期刊名称:Proceedings of the National Academy of Sciences
印刷版ISSN:0027-8424
电子版ISSN:1091-6490
出版年度:2017
卷号:114
期号:35
页码:E7301-E7310
DOI:10.1073/pnas.1705441114
语种:English
出版社:The National Academy of Sciences of the United States of America
摘要:Epithelial ovarian cancer (EOC) is a deadly cancer, and its prognosis has not been changed significantly during several decades. To seek new therapeutic targets for EOC, we performed an in vivo dropout screen in human tumor xenografts using a pooled shRNA library targeting thousands of druggable genes. Then, in follow-up studies, we performed a second screen using a genome-wide CRISPR/Cas9 library. These screens identified 10 high-confidence drug targets that included well-known oncogenes such as ERBB2 and RAF1, and novel oncogenes, notably KPNB1, which we investigated further. Genetic and pharmacological inhibition showed that KPNB1 exerts its antitumor effects through multiphase cell cycle arrest and apoptosis induction.

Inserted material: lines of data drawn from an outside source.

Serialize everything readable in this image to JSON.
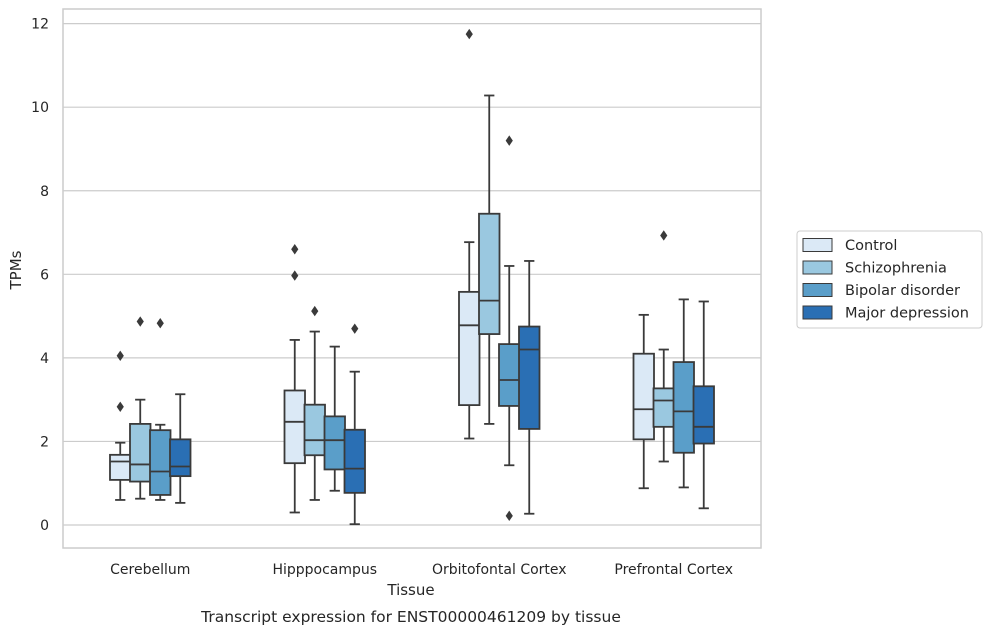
{
  "caption": "Transcript expression for ENST00000461209 by tissue",
  "chart_data": {
    "type": "boxplot",
    "title": "",
    "xlabel": "Tissue",
    "ylabel": "TPMs",
    "ylim": [
      -0.55,
      12.35
    ],
    "yticks": [
      0,
      2,
      4,
      6,
      8,
      10,
      12
    ],
    "grid": true,
    "legend_position": "right",
    "categories": [
      "Cerebellum",
      "Hipppocampus",
      "Orbitofontal Cortex",
      "Prefrontal Cortex"
    ],
    "series": [
      {
        "name": "Control",
        "color": "#dbe9f6",
        "boxes": [
          {
            "whisker_low": 0.6,
            "q1": 1.08,
            "median": 1.52,
            "q3": 1.68,
            "whisker_high": 1.97,
            "outliers": [
              4.05,
              2.83
            ]
          },
          {
            "whisker_low": 0.3,
            "q1": 1.48,
            "median": 2.47,
            "q3": 3.22,
            "whisker_high": 4.43,
            "outliers": [
              6.6,
              5.97
            ]
          },
          {
            "whisker_low": 2.07,
            "q1": 2.87,
            "median": 4.78,
            "q3": 5.58,
            "whisker_high": 6.77,
            "outliers": [
              11.75
            ]
          },
          {
            "whisker_low": 0.88,
            "q1": 2.05,
            "median": 2.77,
            "q3": 4.1,
            "whisker_high": 5.03,
            "outliers": []
          }
        ]
      },
      {
        "name": "Schizophrenia",
        "color": "#9ac8e0",
        "boxes": [
          {
            "whisker_low": 0.63,
            "q1": 1.04,
            "median": 1.45,
            "q3": 2.42,
            "whisker_high": 3.0,
            "outliers": [
              4.87
            ]
          },
          {
            "whisker_low": 0.6,
            "q1": 1.67,
            "median": 2.03,
            "q3": 2.88,
            "whisker_high": 4.63,
            "outliers": [
              5.12
            ]
          },
          {
            "whisker_low": 2.42,
            "q1": 4.57,
            "median": 5.37,
            "q3": 7.45,
            "whisker_high": 10.28,
            "outliers": []
          },
          {
            "whisker_low": 1.52,
            "q1": 2.35,
            "median": 2.98,
            "q3": 3.27,
            "whisker_high": 4.2,
            "outliers": [
              6.93
            ]
          }
        ]
      },
      {
        "name": "Bipolar disorder",
        "color": "#5a9ec9",
        "boxes": [
          {
            "whisker_low": 0.6,
            "q1": 0.72,
            "median": 1.28,
            "q3": 2.27,
            "whisker_high": 2.4,
            "outliers": [
              4.83
            ]
          },
          {
            "whisker_low": 0.82,
            "q1": 1.33,
            "median": 2.03,
            "q3": 2.6,
            "whisker_high": 4.27,
            "outliers": []
          },
          {
            "whisker_low": 1.43,
            "q1": 2.85,
            "median": 3.47,
            "q3": 4.33,
            "whisker_high": 6.2,
            "outliers": [
              9.2,
              0.22
            ]
          },
          {
            "whisker_low": 0.9,
            "q1": 1.73,
            "median": 2.72,
            "q3": 3.9,
            "whisker_high": 5.4,
            "outliers": []
          }
        ]
      },
      {
        "name": "Major depression",
        "color": "#2a6fb4",
        "boxes": [
          {
            "whisker_low": 0.53,
            "q1": 1.17,
            "median": 1.4,
            "q3": 2.05,
            "whisker_high": 3.13,
            "outliers": []
          },
          {
            "whisker_low": 0.02,
            "q1": 0.77,
            "median": 1.35,
            "q3": 2.28,
            "whisker_high": 3.67,
            "outliers": [
              4.7
            ]
          },
          {
            "whisker_low": 0.27,
            "q1": 2.3,
            "median": 4.2,
            "q3": 4.75,
            "whisker_high": 6.32,
            "outliers": []
          },
          {
            "whisker_low": 0.4,
            "q1": 1.95,
            "median": 2.35,
            "q3": 3.32,
            "whisker_high": 5.35,
            "outliers": []
          }
        ]
      }
    ]
  },
  "colors": {
    "grid": "#cccccc",
    "frame": "#cccccc",
    "box_edge": "#3a3a3a",
    "text": "#262626"
  }
}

Mechanistically, proteomic studies revealed that KPNB1 acts as a master regulator of cell cycle-related proteins, including p21, p27, and APC/C. Clinically, EOC patients with higher expression levels of KPNB1 showed earlier recurrence and worse prognosis than those with lower expression levels of KPNB1. Interestingly, ivermectin, a Food and Drug Administration-approved antiparasitic drug, showed KPNB1-dependent antitumor effects on EOC, serving as an alternative therapeutic toward EOC patients through drug repositioning. Last, we found that the combination of ivermectin and paclitaxel produces a stronger antitumor effect on EOC both in vitro and in vivo than either drug alone. Our studies have thus identified a combinatorial therapy for EOC, in addition to a plethora of potential drug targets.